Die Gelenkschmerzen und –entzündungen in Zusammenhang mit einer CED können sowohl am Achsenskelett auftreten, das die Knochen von Kopf, Hals und Rumpf umfasst, als auch an den peripheren Gelenken, also den Gelenken der Gliedmaßen. In ersterem Fall handelt es sich um eine axiale Arthritis, die in erster Linie die Wirbelsäulengelenke sowie die Gelenke zwischen Kreuz- und Dammbein betrifft. Formen einer axialen Arthritis sind beispielsweise Morbus Bechterew oder Sakroiliitis, eine entzündliche Veränderung der unteren Wirbelsäule.
Gelenkschmerzen können unabhängig vom Krankheitsschub auftreten
Bei der peripheren Arthritis werden zwei Unterformen unterschieden, die unterschiedliche Gelenke betreffen. Typ 1 ist eine akute Form, die an den großen Gelenken wie Knie-, Hüft, Schulter- oder Ellenbogengelenke auftritt und meist nach weniger als zehn Wochen wieder verschwindet, ohne bleibende Schäden zu hinterlassen. Sie tritt in der Regel gemeinsam mit einem Schub der CED auf. Typ II dagegen betrifft die kleinen Gelenke, die Symptome können über Monate bis Jahre hinweg anhalten und unabhängig von der Aktivität der Darmerkrankung auftreten.

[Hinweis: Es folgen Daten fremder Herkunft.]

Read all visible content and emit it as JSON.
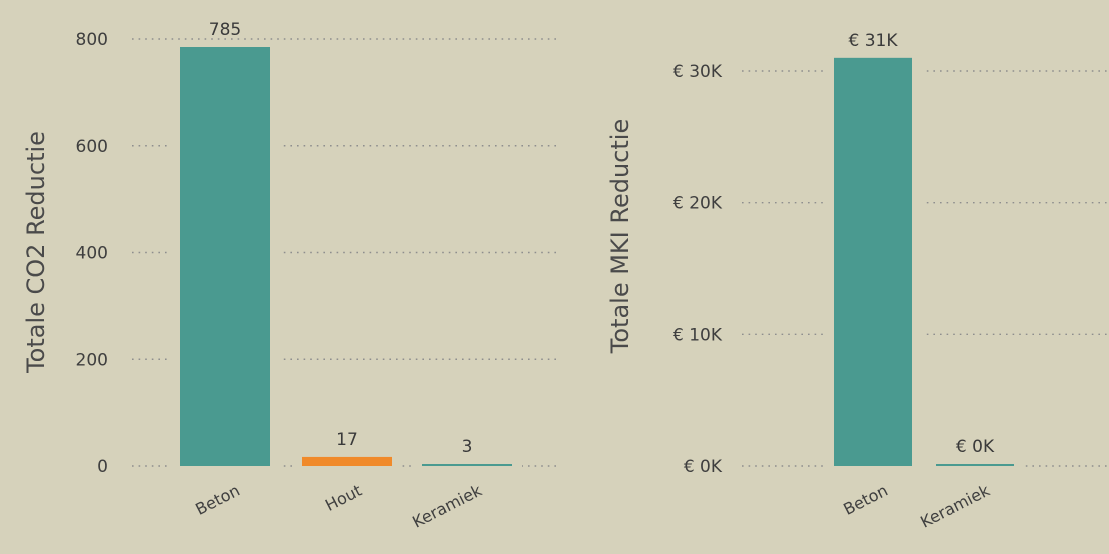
{
  "chart_data": [
    {
      "type": "bar",
      "ylabel": "Totale CO2 Reductie",
      "categories": [
        "Beton",
        "Hout",
        "Keramiek"
      ],
      "values": [
        785,
        17,
        3
      ],
      "data_labels": [
        "785",
        "17",
        "3"
      ],
      "colors": [
        "#4a9a90",
        "#f08a2a",
        "#4a9a90"
      ],
      "ylim": [
        0,
        800
      ],
      "yticks": [
        0,
        200,
        400,
        600,
        800
      ],
      "ytick_labels": [
        "0",
        "200",
        "400",
        "600",
        "800"
      ],
      "grid": true
    },
    {
      "type": "bar",
      "ylabel": "Totale MKI Reductie",
      "categories": [
        "Beton",
        "Keramiek"
      ],
      "values": [
        31000,
        0
      ],
      "data_labels": [
        "€ 31K",
        "€ 0K"
      ],
      "colors": [
        "#4a9a90",
        "#4a9a90"
      ],
      "ylim": [
        0,
        30000
      ],
      "yticks": [
        0,
        10000,
        20000,
        30000
      ],
      "ytick_labels": [
        "€ 0K",
        "€ 10K",
        "€ 20K",
        "€ 30K"
      ],
      "grid": true
    }
  ]
}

Wenn CED-Patienten Gelenkbeschwerden bekommen, muss ärztlicherseits festgestellt werden, ob es sich um reine Gelenkschmerzen handelt oder ob entzündliche Veränderungen der Gelenke vorliegen. Dazu empfiehlt die Deutsche Morbus Crohn/Colitis ulcerosa Vereinigung (DCCV) in ihren Leitlinien neben Anamnese und Untersuchung bei Beschwerden am Achsenskelett eine Magnetresonanztomografie (MRT).
Akute Gelenkschmerzen bessern sich mit den Darmsymptomen
Die Therapie der Arthritis richtet sich nach dem Typ der Erkrankung. Bei schubassoziierten Gelenkbeschwerden wie der Typ-1-Arthritis bessert die Behandlung der Darmerkrankung gleichzeitig die Gelenkschmerzen. Geeignet sind hier Wirkstoffe, die sowohl auf den Darm als auch auf die Gelenke antientzündliche Effekte ausüben. Außerdem hilft die Ruhigstellung und Entlastung der betroffenen Gelenke, die Schmerzen zu lindern.

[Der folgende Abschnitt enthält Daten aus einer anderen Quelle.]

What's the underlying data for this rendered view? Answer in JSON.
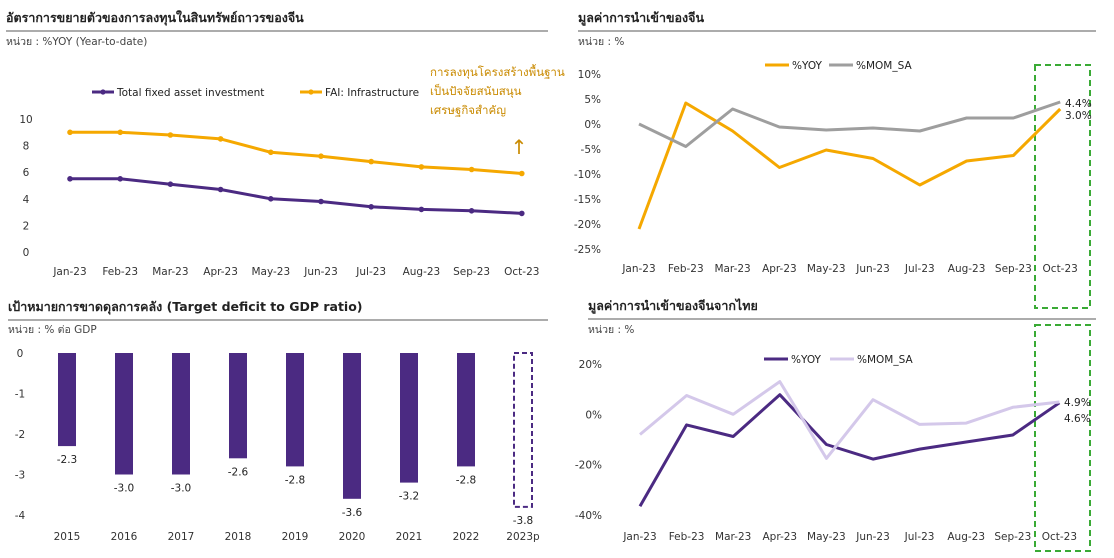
{
  "colors": {
    "purple": "#4b2a82",
    "orange": "#f5a800",
    "gray": "#9e9e9e",
    "lavender": "#d4c8ea",
    "green_highlight": "#3aaa35",
    "annotation": "#c98a00"
  },
  "chart_data": [
    {
      "id": "fai",
      "type": "line",
      "title": "อัตราการขยายตัวของการลงทุนในสินทรัพย์ถาวรของจีน",
      "unit_label": "หน่วย : %YOY (Year-to-date)",
      "categories": [
        "Jan-23",
        "Feb-23",
        "Mar-23",
        "Apr-23",
        "May-23",
        "Jun-23",
        "Jul-23",
        "Aug-23",
        "Sep-23",
        "Oct-23"
      ],
      "ylim": [
        0,
        10
      ],
      "yticks": [
        "0",
        "2",
        "4",
        "6",
        "8",
        "10"
      ],
      "series": [
        {
          "name": "Total fixed asset investment",
          "color": "#4b2a82",
          "values": [
            5.5,
            5.5,
            5.1,
            4.7,
            4.0,
            3.8,
            3.4,
            3.2,
            3.1,
            2.9
          ]
        },
        {
          "name": "FAI: Infrastructure",
          "color": "#f5a800",
          "values": [
            9.0,
            9.0,
            8.8,
            8.5,
            7.5,
            7.2,
            6.8,
            6.4,
            6.2,
            5.9
          ]
        }
      ],
      "annotation": [
        "การลงทุนโครงสร้างพื้นฐาน",
        "เป็นปัจจัยสนับสนุน",
        "เศรษฐกิจสำคัญ"
      ],
      "arrow": "↑",
      "legend": "top",
      "grid": false
    },
    {
      "id": "imports",
      "type": "line",
      "title": "มูลค่าการนำเข้าของจีน",
      "unit_label": "หน่วย : %",
      "categories": [
        "Jan-23",
        "Feb-23",
        "Mar-23",
        "Apr-23",
        "May-23",
        "Jun-23",
        "Jul-23",
        "Aug-23",
        "Sep-23",
        "Oct-23"
      ],
      "ylim": [
        -25,
        10
      ],
      "yticks": [
        "-25%",
        "-20%",
        "-15%",
        "-10%",
        "-5%",
        "0%",
        "5%",
        "10%"
      ],
      "series": [
        {
          "name": "%YOY",
          "color": "#f5a800",
          "values": [
            -21.0,
            4.2,
            -1.4,
            -8.7,
            -5.2,
            -6.9,
            -12.2,
            -7.4,
            -6.3,
            3.0
          ]
        },
        {
          "name": "%MOM_SA",
          "color": "#9e9e9e",
          "values": [
            0.0,
            -4.5,
            3.0,
            -0.6,
            -1.2,
            -0.8,
            -1.4,
            1.2,
            1.2,
            4.4
          ]
        }
      ],
      "end_labels": [
        "4.4%",
        "3.0%"
      ],
      "legend": "top",
      "grid": false
    },
    {
      "id": "deficit",
      "type": "bar",
      "title": "เป้าหมายการขาดดุลการคลัง (Target deficit to GDP ratio)",
      "unit_label": "หน่วย : % ต่อ GDP",
      "categories": [
        "2015",
        "2016",
        "2017",
        "2018",
        "2019",
        "2020",
        "2021",
        "2022",
        "2023p"
      ],
      "values": [
        -2.3,
        -3.0,
        -3.0,
        -2.6,
        -2.8,
        -3.6,
        -3.2,
        -2.8,
        -3.8
      ],
      "value_labels": [
        "-2.3",
        "-3.0",
        "-3.0",
        "-2.6",
        "-2.8",
        "-3.6",
        "-3.2",
        "-2.8",
        "-3.8"
      ],
      "ylim": [
        -4,
        0
      ],
      "yticks": [
        "-4",
        "-3",
        "-2",
        "-1",
        "0"
      ],
      "color": "#4b2a82",
      "projected_style": "dashed outline",
      "grid": false
    },
    {
      "id": "imports_thai",
      "type": "line",
      "title": "มูลค่าการนำเข้าของจีนจากไทย",
      "unit_label": "หน่วย : %",
      "categories": [
        "Jan-23",
        "Feb-23",
        "Mar-23",
        "Apr-23",
        "May-23",
        "Jun-23",
        "Jul-23",
        "Aug-23",
        "Sep-23",
        "Oct-23"
      ],
      "ylim": [
        -40,
        20
      ],
      "yticks": [
        "-40%",
        "-20%",
        "0%",
        "20%"
      ],
      "series": [
        {
          "name": "%YOY",
          "color": "#4b2a82",
          "values": [
            -36.5,
            -4.2,
            -8.8,
            7.8,
            -12.0,
            -17.8,
            -13.8,
            -11.0,
            -8.2,
            4.6
          ]
        },
        {
          "name": "%MOM_SA",
          "color": "#d4c8ea",
          "values": [
            -8.0,
            7.5,
            0.0,
            13.0,
            -17.5,
            5.8,
            -4.0,
            -3.5,
            2.8,
            4.9
          ]
        }
      ],
      "end_labels": [
        "4.9%",
        "4.6%"
      ],
      "legend": "top",
      "grid": false
    }
  ]
}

Bei chronischen Gelenkschmerzen, wie bei einer Typ-II-Arthritis oder den axialen Arthritisformen Morbus Bechterew und Sakroiliitis, wird eine intensive Physiotherapie empfohlen. Oft ist eine medikamentöse Langzeittherapie notwendig. Auch eine gezielte Schmerzbehandlung kann erforderlich sein. Allerdings rät die DCCV hier von den nichtsteroidalen Analgetika wie beispielsweise dem Wirkstoff Diclofenac eher ab, die auch frei verkäuflich sind. Dabei handelt es sich um Schmerzmittel, die beispielsweise bei Rheuma eingesetzt werden. Diese Wirkstoffe können jedoch eine zugrunde liegende chronisch-entzündliche Darmerkrankung verstärken. Deshalb sollten Betroffene besser nicht auf eigene Faust Schmerzmittel einnehmen, sondern zur Sicherheit bei ihrem Arzt nachfragen.